Voronoi summation formulas, oscillations of Riesz sums, and Ramanujan-Guinand and Cohen type identities

Abstract: We derive Vorono\"{\dotlessi} summation formulas for the Liouville function $\lambda(n)$, the M\"{o}bius function $\mu(n)$, and for $d^{2}(n)$, where $d(n)$ is the divisor function. The formula for $\lambda(n)$ requires explicit evaluation of certain infinite series for which the use of the Vinogradov-Korobov zero-free region of the Riemann zeta function is indispensable. Several results of independent interest are obtained as special cases of these formulas.

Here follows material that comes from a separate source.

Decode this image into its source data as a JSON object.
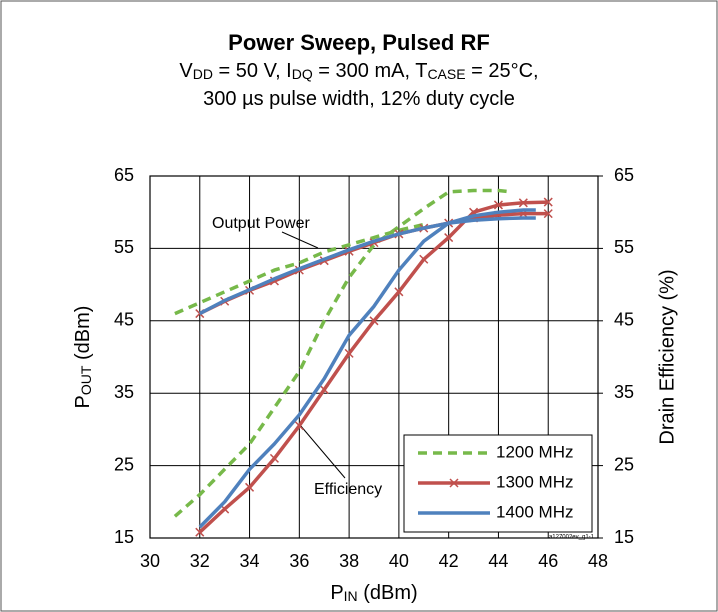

For example, a special case of the one for $\mu(n)$ is a famous result of Ramanujan, Hardy, and Littlewood. Cohen type and Ramanujan-Guinand type identities are established for $\lambda(n)$ and $\sigma_a(n)\sigma_b(n)$, where $\sigma_s(n)$ is the generalized divisor function. As expected, infinite series over the non-trivial zeros of $\zeta(s)$ now form an essential part of all of these formulas. A series involving $\sigma_a(n)\sigma_b(n)$ and product of modified Bessel functions occurring in one of our identities has appeared in a recent work of Dorigoni and Treilis in string theory. Lastly, we obtain results on oscillations of Riesz sums associated to $\lambda(n), \mu(n)$ and of the error term of Riesz sum of $d^2(n)$ under the assumption of the Riemann Hypothesis, simplicity of the zeros of $\zeta(s)$, the Linear Independence conjecture, and a weaker form of the Gonek-Hejhal conjecture.